Durham is a large regional municipality in the eastern end of the Greater Toronto Area. The fast-growing region is home to many suburban, urban, and rural communities.
On August 7, 2020, the Regional Municipality of Durham compiled a Council Information Package. In it are a number of resolutions from various municipalities within the Region of Durham, with some including Complete Streets within their resolutions. They are as follows:
- The City of Pickering, in July 2020, advised that “when assessing new development, and reconstructing or building new public roads, new Regional Official Plan policies that would better support planning for all
road users include policies indicating that a “complete street” includes the provision of sidewalks/multi use paths, boulevard planting and street lighting, and that it is a Regional responsibility to provide the pedestrian/cycling, planting and street lighting components of a complete street on Regional roads.” (p.43)
- Within the same advisory memo, staff recommended that “supporting the Strategic Goods Movement while preserving a complete streets approach include design standards that not only best manage the movement of goods (e.g., implementing street elements for loading and deliveries, traffic calming, off-hour delivery programs), but also supports Durham Vision Zero to mitigate pedestrian/cyclist and freight conflicts” (p.45)

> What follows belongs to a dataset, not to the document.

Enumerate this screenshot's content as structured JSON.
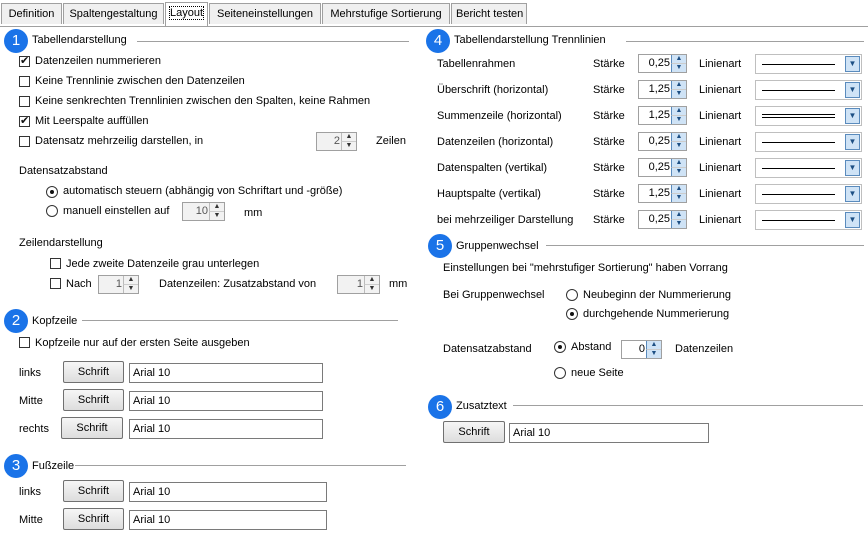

The Region of Durham adopted a Complete Streets approach in the Durham Transportation Master Plan 2017. The Plan makes frequent reference to incorporating Complete Streets guidelines in all “right-of-way planning, design, construction, operation and maintenance” (p. 56). As the Region of Durham is responsible for regional roads, which are often quite hostile to cyclists, pedestrians and transit users, the Plan specifically requires the adoption of a Complete Streets approach to these corridors in order “to offer safety, comfort and convenience to all users (i.e. pedestrians, cyclists, transit riders and motorists) regardless of their age or ability” (p. 127). The plan encourages lower-tier municipalities in the Region of Durham to adopt and implement dedicated Complete Streets policies (p. xvi).